Oncogenic osteomalacia is a rare paraneoplastic syndrome. It is due to the overproduction of fibroblastic growth factor 23 (FGF-23) by small tumours, usually of mesenchymal lineage.1 FGF-23 produces hyperphosphaturia by inhibiting phosphate reabsorption in the renal proximal tubule,2 and as a consequence, hypophosphatemia and osteomalacia. To date, fewer than 1000 cases have been published in the literature.

The case concerns a 42-year-old male patient with no pathological history of interest. He was admitted to the Rheumatology ward for the study of dorsolumbar pain and bilateral pelvic girdle pain of more than one year of evolution that had been worsening in recent months, added to rib pain with progressive limitation in his usual activities. Laboratory tests on admission revealed a high alkaline phosphatase value (228 U/l [normal 38−126 U/l]), decreased phosphate (1.6 mg/dl [normal 2.5–4.5 mg/dl]) and a low value of 25-hydroxy-vitamin D (14.1 ng/ml [normal 20−100 ng/ml]). The remainder of the laboratory parameters were normal, including acute phase reactants and serum electrophoresis. In view of the polytopic bone pain, a bone scintigraphy with HDP-Tc99m of the whole body was requested (Fig. 1A), which showed the presence of multiple fracture foci in the costal arches, bony pelvis and left proximal femur. Magnetic resonance imaging of the spine and pelvis was also performed, identifying traces of fracture in both sacral wings, left iliopubic branch and at the pertrochanteric level of the left femur, as well as a slight wedge of T5, at the same time as identifying a lesion of kidney-like morphology of 32 × 22 mm in the right adductor region, with an increased signal in T2 and a hypointense centre. With these findings, hypophosphatemic osteomalacia was suspected and treatment with oral phosphate and cholecalciferol supplements was initiated. The study was completed with the measurement of FGF-23, which was elevated (348.2 IU/ml [normal < 180 IU/ml]), as well as an octreotide SPECT-CT scan that showed the presence of a mass in the deep right femoroinguinal region with moderate overexpression of somatostatin receptors (Fig. 1B). Given the presumptive diagnosis of oncogenic osteomalacia, the inguinal mass was surgically removed for characterisation. The pathological study confirmed the presence of a phosphaturic mesenchymal tumour (Fig. 1C). After surgery, serum phosphate and FGF-23 levels normalised, and within a few weeks the patient was asymptomatic.

Fig. 1.

A) Bone scan with multiple fractures: rib, bony pelvis and left proximal femur. B) SPECT-CT scan with octreotide-Tc99m showing right inguinal mesenchymal tumour with somatostatin receptor type 2. C) Histological section of the mesenchymal tumour (haematoxylin-eosin stain) with multinucleated osteoclast-like giant cells and haemosiderin deposits (haemosiderophages).

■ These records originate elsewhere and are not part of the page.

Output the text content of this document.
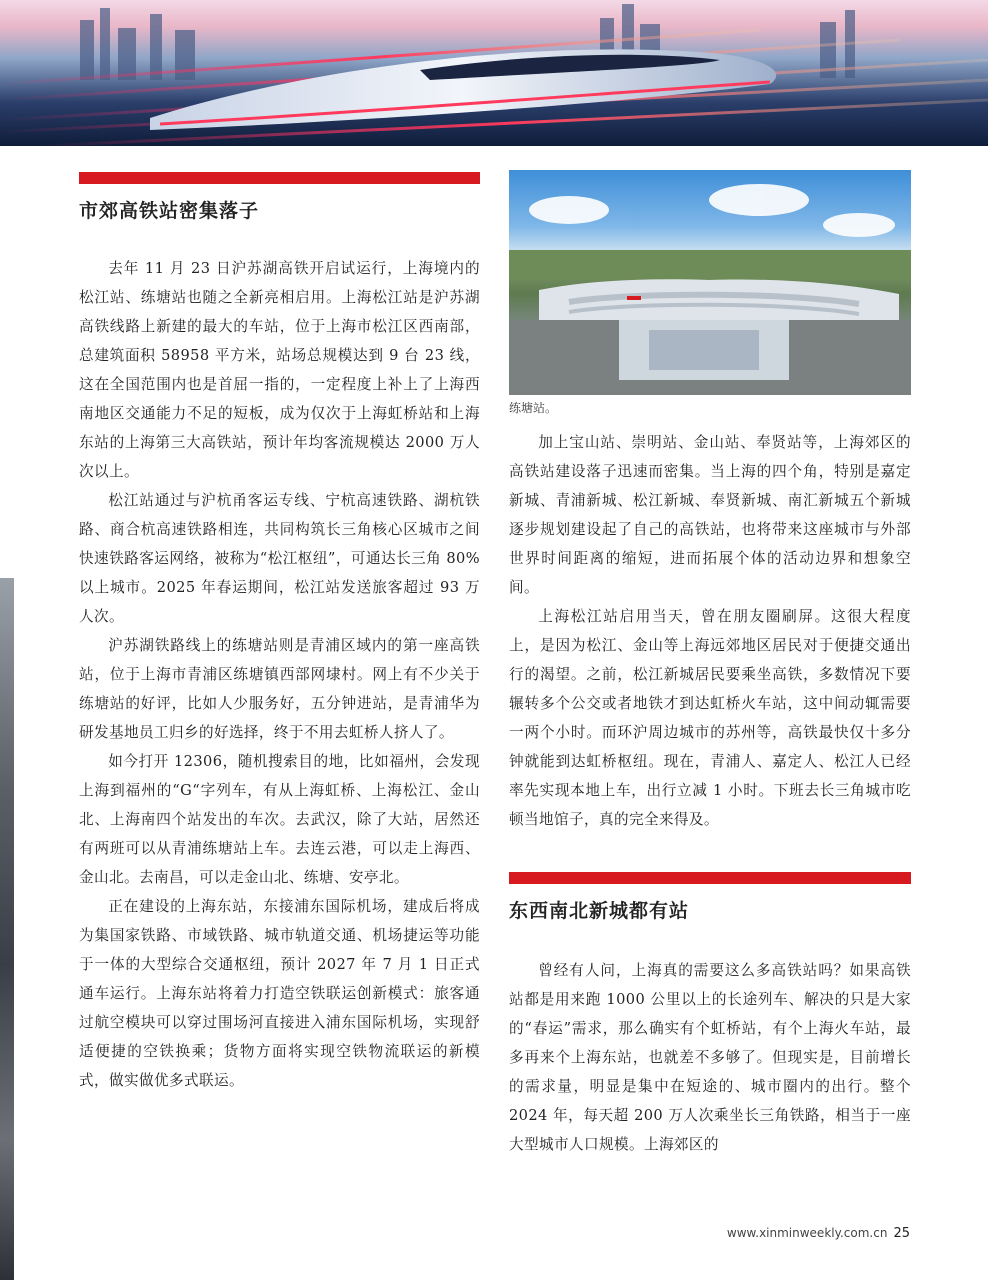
市郊高铁站密集落子

去年 11 月 23 日沪苏湖高铁开启试运行，上海境内的松江站、练塘站也随之全新亮相启用。上海松江站是沪苏湖高铁线路上新建的最大的车站，位于上海市松江区西南部，总建筑面积 58958 平方米，站场总规模达到 9 台 23 线，这在全国范围内也是首屈一指的，一定程度上补上了上海西南地区交通能力不足的短板，成为仅次于上海虹桥站和上海东站的上海第三大高铁站，预计年均客流规模达 2000 万人次以上。

松江站通过与沪杭甬客运专线、宁杭高速铁路、湖杭铁路、商合杭高速铁路相连，共同构筑长三角核心区城市之间快速铁路客运网络，被称为“松江枢纽”，可通达长三角 80% 以上城市。2025 年春运期间，松江站发送旅客超过 93 万人次。

沪苏湖铁路线上的练塘站则是青浦区域内的第一座高铁站，位于上海市青浦区练塘镇西部网埭村。网上有不少关于练塘站的好评，比如人少服务好，五分钟进站，是青浦华为研发基地员工归乡的好选择，终于不用去虹桥人挤人了。

如今打开 12306，随机搜索目的地，比如福州，会发现上海到福州的“G“字列车，有从上海虹桥、上海松江、金山北、上海南四个站发出的车次。去武汉，除了大站，居然还有两班可以从青浦练塘站上车。去连云港，可以走上海西、金山北。去南昌，可以走金山北、练塘、安亭北。

正在建设的上海东站，东接浦东国际机场，建成后将成为集国家铁路、市域铁路、城市轨道交通、机场捷运等功能于一体的大型综合交通枢纽，预计 2027 年 7 月 1 日正式通车运行。上海东站将着力打造空铁联运创新模式：旅客通过航空模块可以穿过围场河直接进入浦东国际机场，实现舒适便捷的空铁换乘；货物方面将实现空铁物流联运的新模式，做实做优多式联运。

练塘站。

加上宝山站、崇明站、金山站、奉贤站等，上海郊区的高铁站建设落子迅速而密集。当上海的四个角，特别是嘉定新城、青浦新城、松江新城、奉贤新城、南汇新城五个新城逐步规划建设起了自己的高铁站，也将带来这座城市与外部世界时间距离的缩短，进而拓展个体的活动边界和想象空间。

上海松江站启用当天，曾在朋友圈刷屏。这很大程度上，是因为松江、金山等上海远郊地区居民对于便捷交通出行的渴望。之前，松江新城居民要乘坐高铁，多数情况下要辗转多个公交或者地铁才到达虹桥火车站，这中间动辄需要一两个小时。而环沪周边城市的苏州等，高铁最快仅十多分钟就能到达虹桥枢纽。现在，青浦人、嘉定人、松江人已经率先实现本地上车，出行立减 1 小时。下班去长三角城市吃顿当地馆子，真的完全来得及。

东西南北新城都有站

曾经有人问，上海真的需要这么多高铁站吗？如果高铁站都是用来跑 1000 公里以上的长途列车、解决的只是大家的“春运”需求，那么确实有个虹桥站，有个上海火车站，最多再来个上海东站，也就差不多够了。但现实是，目前增长的需求量，明显是集中在短途的、城市圈内的出行。整个 2024 年，每天超 200 万人次乘坐长三角铁路，相当于一座大型城市人口规模。上海郊区的

www.xinminweekly.com.cn 25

Hypophosphatemic osteomalacia secondary to a phosphaturic mesenchymal tumour is a rare pathology and is often underdiagnosed due to its insidious presentation and the difficulty in locating the causative tumour.1 In the case presented, we were able to observe clinical and biochemical resolution after total surgical resection. In the cases described, this entity is usually characterised by persistent hypophosphatemia, multiple bone fractures with associated pain, and proximal muscle weakness.3 The location of the tumour is crucial, since in most cases, when complete removal can be performed, the condition subsides entirely. The use of octreotide SPECT-CT has been shown to be a very useful localising technique for this type of tumour.4,5

This case aims to illustrate the diagnostic challenges of this entity and to emphasize the importance of always including FGF-23-producing mesenchymal tumours in the differential diagnosis of hypophosphatemia.6

The authors obtained the express agreement of the patient to publicly disseminate the clinical data and the results of additional tests provided.